Mas é bom que se tenham encontrado os malfeitores das escolas: os alunos. E para se prevenirem desses monstros maus, os professores querem meter o Ministério Público ao barulho, coitados! Eu pergunto é quem é que se vai responsabilizar pelo suicídio de um miúdo de 12 anos, farto de ser ignorado pela escola? Ele próprio, claro! Já se leu por aí que, afinal, "era traquinas e irrequieto", como se estes 'defeitos' justificassem o que sucedeu.
Caro Anónimo,
Parece-me um comentário bastante assertivo. Muitas vezes os problemas são criados por uma sociedade que gosta de encontrar sarna para se coçar. A mudança de comportamentos entre os mais jovens é uma constante da Humanidade ao longo do tempo.
Obrigado e continue a aparecer por cá.
hãn? é impressão minha ou vc quis dizer que bullying é uma imaginação da sociedade?
Como se não houvesse preconceito, como se crianças e adolescentes não julgassem a todo momento.
Acho que escolas e professores começaram a abrir os olhos pra isso bem recentemente.

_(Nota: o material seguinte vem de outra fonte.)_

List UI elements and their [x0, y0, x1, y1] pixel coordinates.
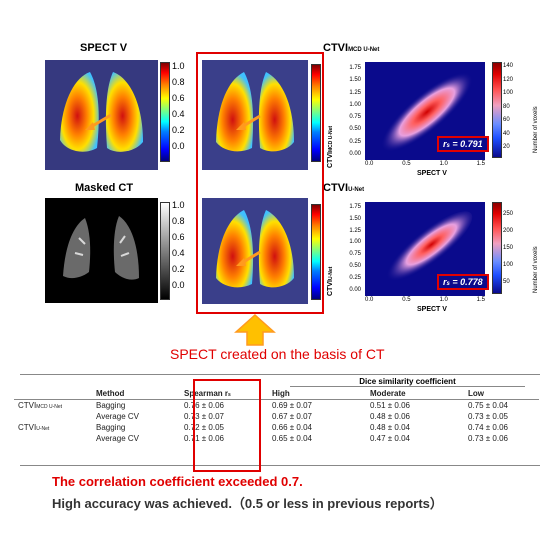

Caro Anónimo, não foi impressão sua. O bullying existe mas também é uma imaginação da sociedade. Existe e sempre existiu, mas é esta sociedade que criou as crianças hiperactivas que também puxa pelo assunto como se não houvesse amanhã. É óbvio que há preconceito, faltas de respeito e violência física e psicológica nas escolas, mas estamos a falar de crianças e adolescentes. O problema, a meu ver, passa pela educação ou falta dela que têm em casa.